Le lendemain, quand je suis rentré, j'ai trouvé un mot sur ma porte. Le voisin d'à côté s'y plaignait du bruit de la nuit passée. Quand je lui ai dit que je n'avais pas été chez moi jusqu'à l'aube, il m'a expliqué qu'il ne comprenait pas. Car, a-t-il dit, quelqu'un avait hurlé régulièrement, comme des cris de rage. Par moments, ça ressemblait à des jappements d'animaux, puis à des chuchotis rauques, comme si quelqu'un parlait dans les murs mêmes de son appartement. Et puis, il y avait eu des collisions, des coups dans le parquet, des meubles renversés, et toujours plus de cris enragés.

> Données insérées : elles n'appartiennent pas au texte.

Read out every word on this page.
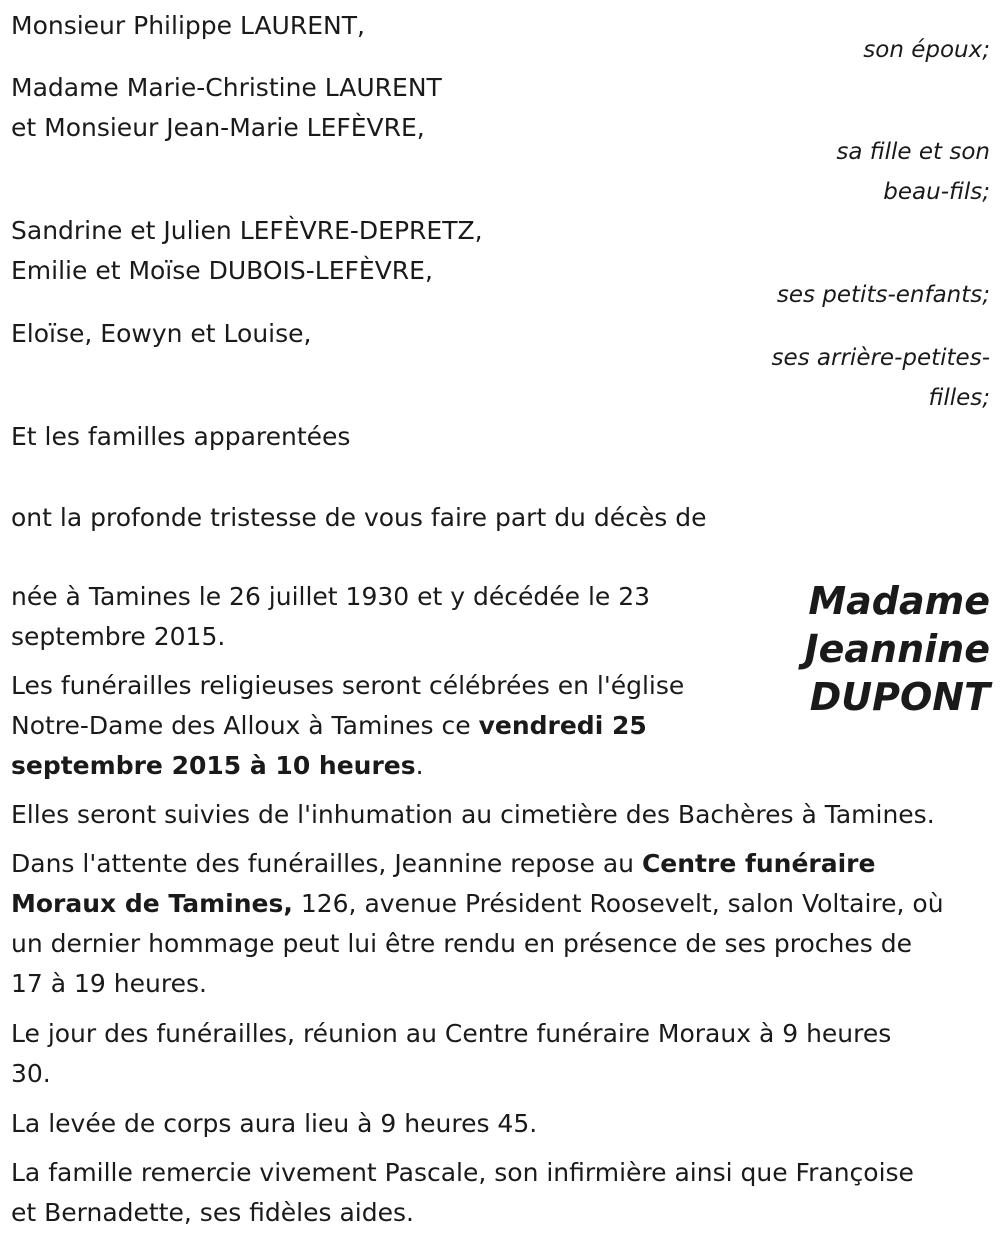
Monsieur Philippe LAURENT,
son époux;
Madame Marie-Christine LAURENT
et Monsieur Jean-Marie LEFÈVRE,
sa fille et son
beau-fils;
Sandrine et Julien LEFÈVRE-DEPRETZ,
Emilie et Moïse DUBOIS-LEFÈVRE,
ses petits-enfants;
Eloïse, Eowyn et Louise,
ses arrière-petites-
filles;
Et les familles apparentées
ont la profonde tristesse de vous faire part du décès de
Madame
Jeannine
DUPONT
née à Tamines le 26 juillet 1930 et y décédée le 23
septembre 2015.
Les funérailles religieuses seront célébrées en l'église
Notre-Dame des Alloux à Tamines ce vendredi 25
septembre 2015 à 10 heures.
Elles seront suivies de l'inhumation au cimetière des Bachères à Tamines.
Dans l'attente des funérailles, Jeannine repose au Centre funéraire
Moraux de Tamines, 126, avenue Président Roosevelt, salon Voltaire, où
un dernier hommage peut lui être rendu en présence de ses proches de
17 à 19 heures.
Le jour des funérailles, réunion au Centre funéraire Moraux à 9 heures
30.
La levée de corps aura lieu à 9 heures 45.
La famille remercie vivement Pascale, son infirmière ainsi que Françoise
et Bernadette, ses fidèles aides.
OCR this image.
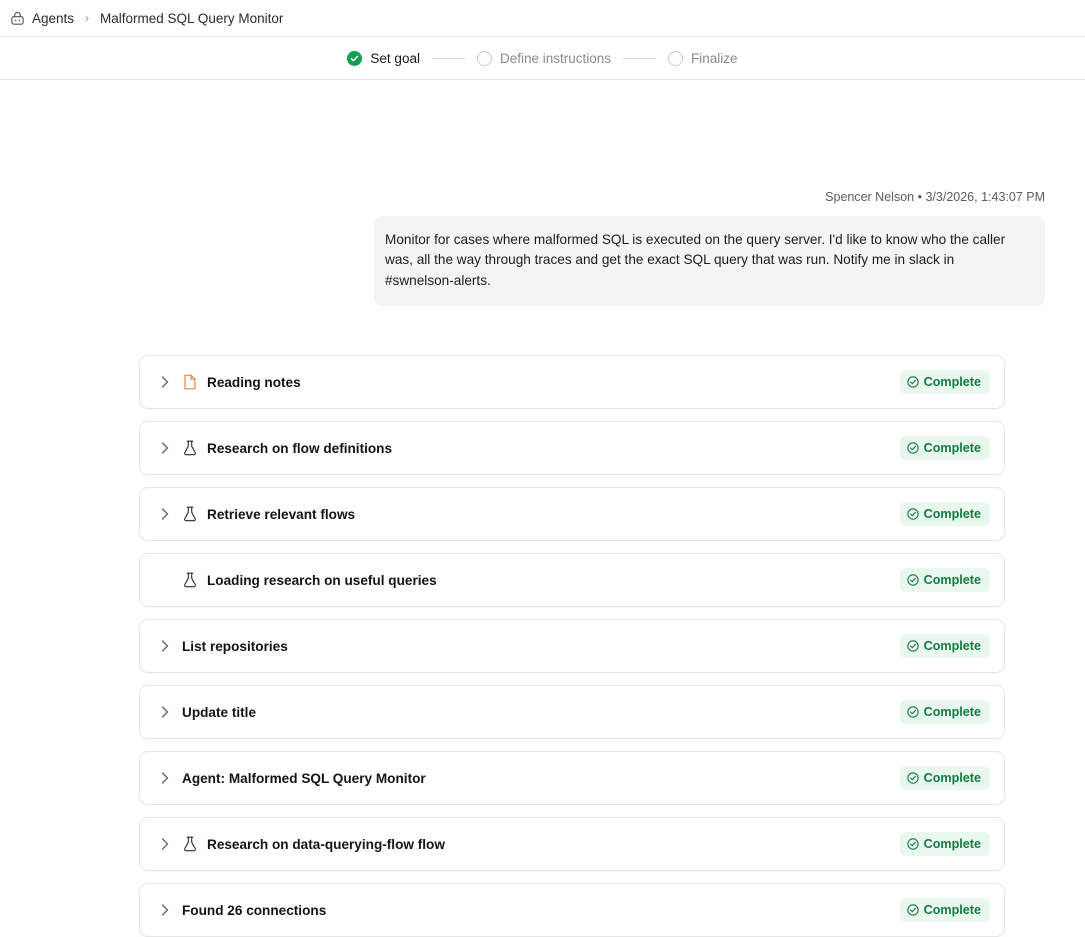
Agents › Malformed SQL Query Monitor
Set goal	Define instructions	Finalize
Spencer Nelson • 3/3/2026, 1:43:07 PM
Monitor for cases where malformed SQL is executed on the query server. I'd like to know who the caller was, all the way through traces and get the exact SQL query that was run. Notify me in slack in #swnelson-alerts.
Reading notes	Complete
Research on flow definitions	Complete
Retrieve relevant flows	Complete
Loading research on useful queries	Complete
List repositories	Complete
Update title	Complete
Agent: Malformed SQL Query Monitor	Complete
Research on data-querying-flow flow	Complete
Found 26 connections	Complete
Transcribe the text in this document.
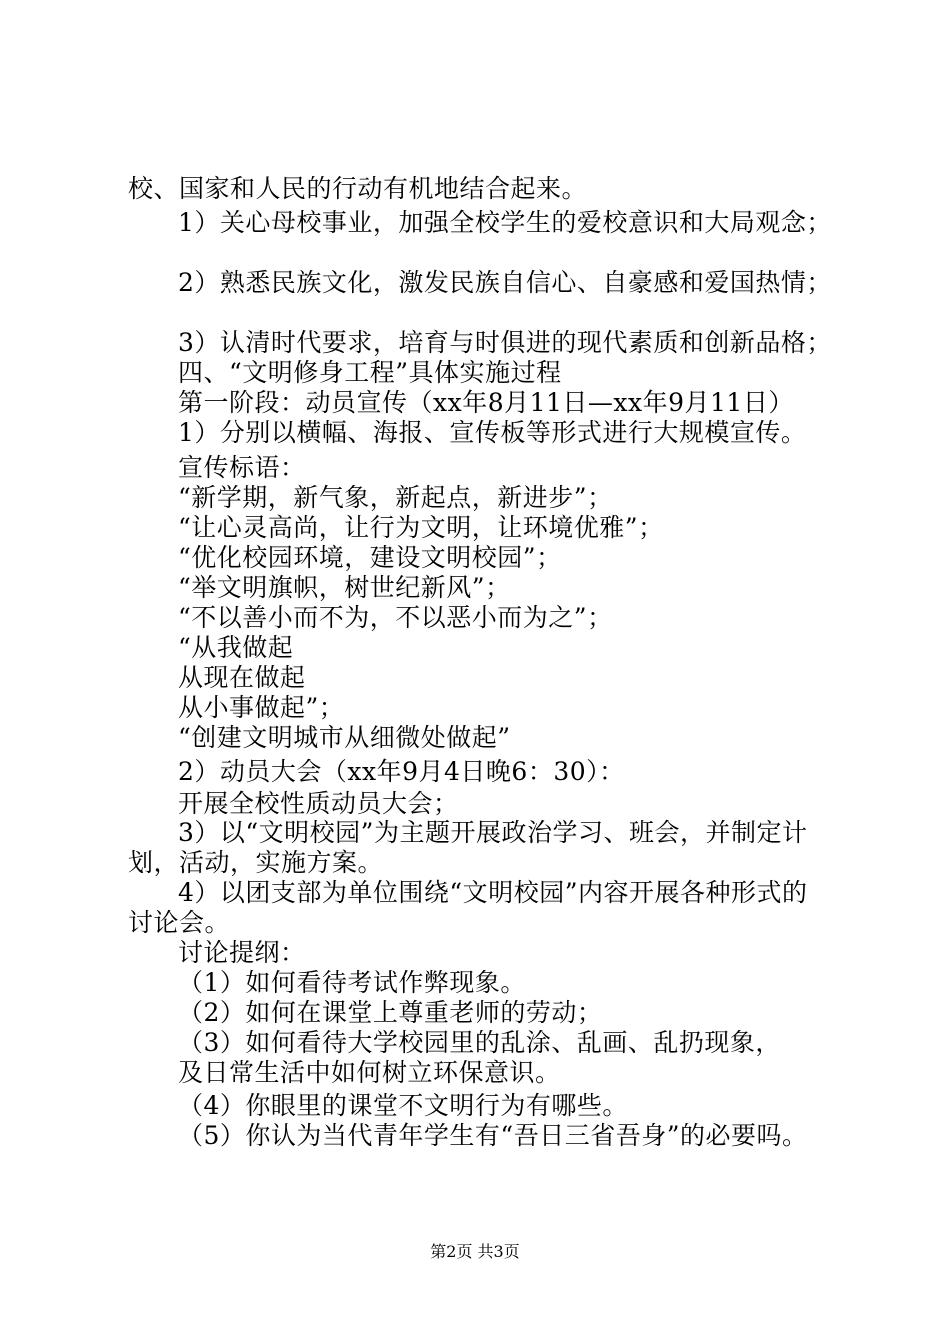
校、国家和人民的行动有机地结合起来。
1）关心母校事业，加强全校学生的爱校意识和大局观念；
2）熟悉民族文化，激发民族自信心、自豪感和爱国热情；
3）认清时代要求，培育与时俱进的现代素质和创新品格；
四、“文明修身工程”具体实施过程
第一阶段：动员宣传（xx年8月11日—xx年9月11日）
1）分别以横幅、海报、宣传板等形式进行大规模宣传。
宣传标语：
“新学期，新气象，新起点，新进步”；
“让心灵高尚，让行为文明，让环境优雅”；
“优化校园环境，建设文明校园”；
“举文明旗帜，树世纪新风”；
“不以善小而不为，不以恶小而为之”；
“从我做起
从现在做起
从小事做起”；
“创建文明城市从细微处做起”
2）动员大会（xx年9月4日晚6：30）：
开展全校性质动员大会；
3）以“文明校园”为主题开展政治学习、班会，并制定计
划，活动，实施方案。
4）以团支部为单位围绕“文明校园”内容开展各种形式的
讨论会。
讨论提纲：
（1）如何看待考试作弊现象。
（2）如何在课堂上尊重老师的劳动；
（3）如何看待大学校园里的乱涂、乱画、乱扔现象，
及日常生活中如何树立环保意识。
（4）你眼里的课堂不文明行为有哪些。
（5）你认为当代青年学生有“吾日三省吾身”的必要吗。
第2页 共3页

Elle s'était attachée à moi et ne voulait plus me laisser partir. Je ne pouvais pas la voir, mais je l'entendais. Une respiration étrange, rauque et éteinte. Je n'ai pas fait attention au début, avec le bruit ambiant de la ville. Mais un soir, dans mon lit, j'ai fini par reconnaître un souffle autre que le mien. J'ai arrêté de respirer, le son a continué. C'était incompréhensible ; ça semblait venir de chaque coin de la pièce. J'ai fini par supposer que la chose devait être sous mon lit...
C'est ce soir-là que je l'ai aperçue pour la première fois. Du coin de l’œil, au travers de la vitre couverte de buée. Ce n'était qu'une silhouette brouillée mais j'ai su que c'était elle. Je savais que nos regards se croisaient à travers le verre. Ne me demande pas comment ; je le savais, c'est tout.